“Whoever acknowledges me before others, I will also acknowledge before my Father in heaven..." Matthew 10.32
Nicknamed the "man of iron" because of his resistance to torture, Origen (c. 184-253) emerges as a particularly gifted leader of the early church and his example and insights remain influential to this day. American scholar, Christopher Hall, draws particular attention to Origen's biblical exegesis (method of interpreting the Bible), his theology and the habits of spiritual formation which he taught.
In his interpretation of the Bible (biblical exegesis), Origen commended four stages: everyone should start by acquiring a literal understanding of the text. Next they should mine it for moral instruction. Then they should ponder its theological significance, in terms of its illumination of the relationship between God and creation. The ultimate level is to read the passage as referring to Jesus in an allegorical way. On this last point, Origen has attracted much criticism through the ages. Does encouraging people to read the Bible allegorically not open the door to all sorts of wacky interpretations?

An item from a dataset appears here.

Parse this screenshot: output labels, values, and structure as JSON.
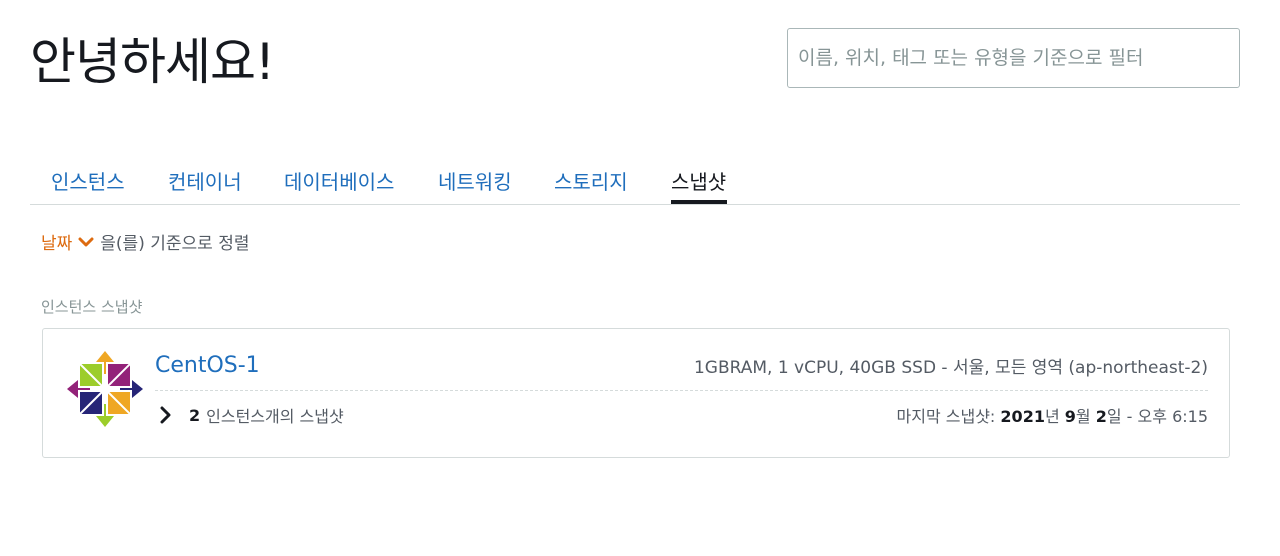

Surely not if the focus remains on a deeper understanding of Jesus and his significance? The very fact that our Bibles today contain both Old and New Testaments suggest the enduring relevance of both and that must mean more than that the Old Testament simply provides historical context in which to understand the New. Rather, along with Origen, we can surely expect that, under the guidance of the Holy Spirit, both will point us to Jesus? Origen proved his point by preaching through Leviticus and then wrote up the sermon series as a book. Christmas reading anyone?